Given that we cannot predict 24th-century science, it seems odd to try to root it so solidly in 1996. After all, modern astrophysics has nothing to learn from Ptolemaic cosmology, the theory that the Earth is the centre of the universe, which is about as old to us as our science will be to the real Mr Spock. Rather, science fiction is good at beautiful metaphors, good at extrapolating moral problems. (Isaac Asimov's Three Laws of Robotics, formulated in his 1950s Robot stories, were quickly adopted by researchers in artificial intelligence.) Andre's defining, deflating moment came when he admitted that sometimes he just had to make things up, like the uninspiring "duenetic field".

Much more loveable was Lawrence Krauss, an American physicist who has written a book on the science of Star Trek. His suitably old-fashioned prop was the blackboard, on which he scrawled the lurid phrase "chunky salsa" (that's what the g-forces would turn you into if you accelerated even to half light-speed in a few minutes). He discussed the problem of beaming-you-up, noting that a 100kg person would translate into the energy of "oh, about a thousand 100-megaton nuclear explosions.

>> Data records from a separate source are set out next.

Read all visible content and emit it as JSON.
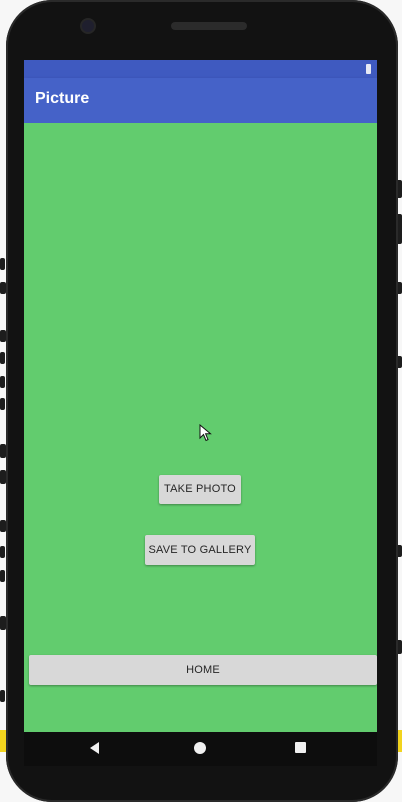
{
  "app_bar": {
    "title": "Picture"
  },
  "buttons": {
    "take_photo": "TAKE PHOTO",
    "save_to_gallery": "SAVE TO GALLERY",
    "home": "HOME"
  },
  "colors": {
    "content_background": "#62cc6e",
    "app_bar": "#4562c8",
    "status_bar": "#3f5ac0",
    "button": "#d8d8d8"
  },
  "icons": {
    "status": "battery-icon",
    "cursor": "mouse-pointer-icon",
    "nav_back": "back-triangle-icon",
    "nav_home": "home-circle-icon",
    "nav_recents": "recents-square-icon"
  }
}
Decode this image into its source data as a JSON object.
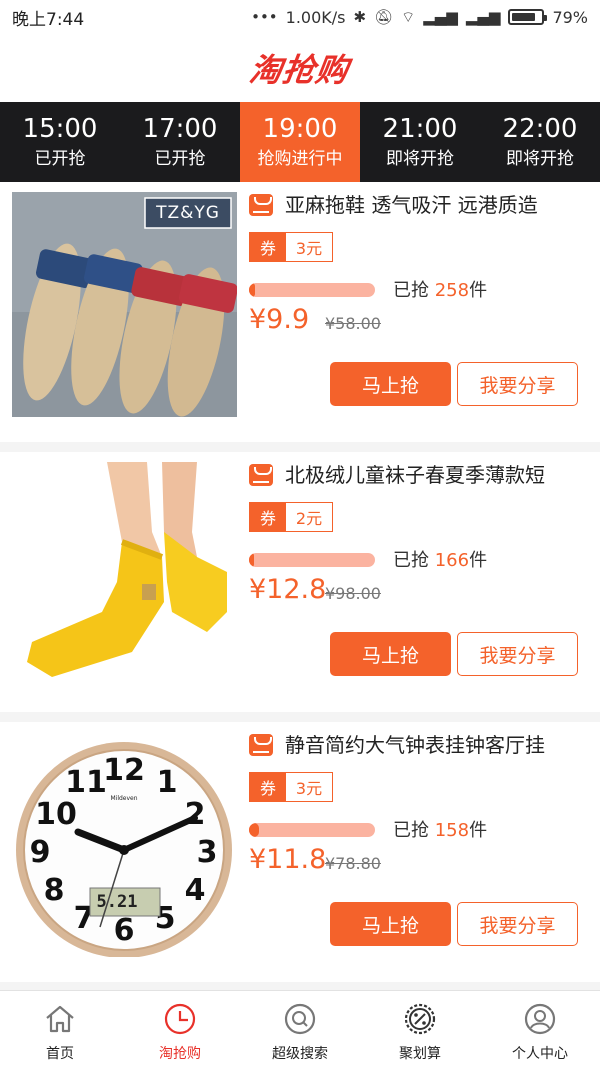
{
  "status_bar": {
    "time": "晚上7:44",
    "net_speed": "1.00K/s",
    "battery": "79%",
    "battery_level": 0.79
  },
  "header": {
    "logo_text": "淘抢购"
  },
  "time_tabs": [
    {
      "time": "15:00",
      "status": "已开抢"
    },
    {
      "time": "17:00",
      "status": "已开抢"
    },
    {
      "time": "19:00",
      "status": "抢购进行中"
    },
    {
      "time": "21:00",
      "status": "即将开抢"
    },
    {
      "time": "22:00",
      "status": "即将开抢"
    }
  ],
  "products": [
    {
      "title": "亚麻拖鞋 透气吸汗 远港质造",
      "brand_tag": "TZ&YG",
      "coupon_label": "券",
      "coupon_value": "3元",
      "sold_prefix": "已抢",
      "sold_count": "258",
      "sold_unit": "件",
      "progress": 0.05,
      "price": "¥9.9",
      "old_price": "¥58.00",
      "buy_label": "马上抢",
      "share_label": "我要分享"
    },
    {
      "title": "北极绒儿童袜子春夏季薄款短",
      "brand_tag": "",
      "coupon_label": "券",
      "coupon_value": "2元",
      "sold_prefix": "已抢",
      "sold_count": "166",
      "sold_unit": "件",
      "progress": 0.03,
      "price": "¥12.8",
      "old_price": "¥98.00",
      "buy_label": "马上抢",
      "share_label": "我要分享"
    },
    {
      "title": "静音简约大气钟表挂钟客厅挂",
      "brand_tag": "",
      "clock_brand": "Mildeven",
      "clock_lcd": "5.21",
      "coupon_label": "券",
      "coupon_value": "3元",
      "sold_prefix": "已抢",
      "sold_count": "158",
      "sold_unit": "件",
      "progress": 0.08,
      "price": "¥11.8",
      "old_price": "¥78.80",
      "buy_label": "马上抢",
      "share_label": "我要分享"
    }
  ],
  "bottom_nav": [
    {
      "label": "首页",
      "icon": "home-icon"
    },
    {
      "label": "淘抢购",
      "icon": "clock-icon"
    },
    {
      "label": "超级搜索",
      "icon": "search-icon"
    },
    {
      "label": "聚划算",
      "icon": "discount-icon"
    },
    {
      "label": "个人中心",
      "icon": "user-icon"
    }
  ],
  "colors": {
    "accent": "#f4622b",
    "logo": "#e8312a",
    "tab_bar": "#1b1b1d"
  }
}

That's a pretty big bang" - cut wittily to a Star Trek actor cringing with dismay.

Krauss, however, concluded that "Truth is stranger than fiction". The film was marvellously clear on the stars of modern research: a cute humanoid robot called COG, whose inventor pitilessly hammered it as "doomed to failure"; a wild white-and-ginger-bearded Brit who's been teleporting photons; and kids at the CERN particle accelerator who have manufactured 11 atoms of anti-hydrogen. But this last experiment betrayed again the film's nostalgic reflex, and the limits of scientific exegesis on television. Colourful computer graphics showed electrons and protons zooming around the accelerator as 3D sort-of spheres: a poignant clinging to old Newtonian "billiard-ball" physics in the face of the 20th century's resolutely unpicturable quantum affront.

Roger, Roger (BBC1) was threateningly puffed as a pilot for a sitcom set in a London mini-cab office. Written by John Sullivan (Only Fools and Horses) and starring Neil Morrissey, it turned out to be a lazy, tedious exercise, stuffed with knee-jerk ethnic caricatures. It was originally due to be called POB, standing apparently for Punter On Board. Clearly, though, this title had to be changed, for any sentient viewer would immediately have placed a far less favourable interpretation on the initials POB.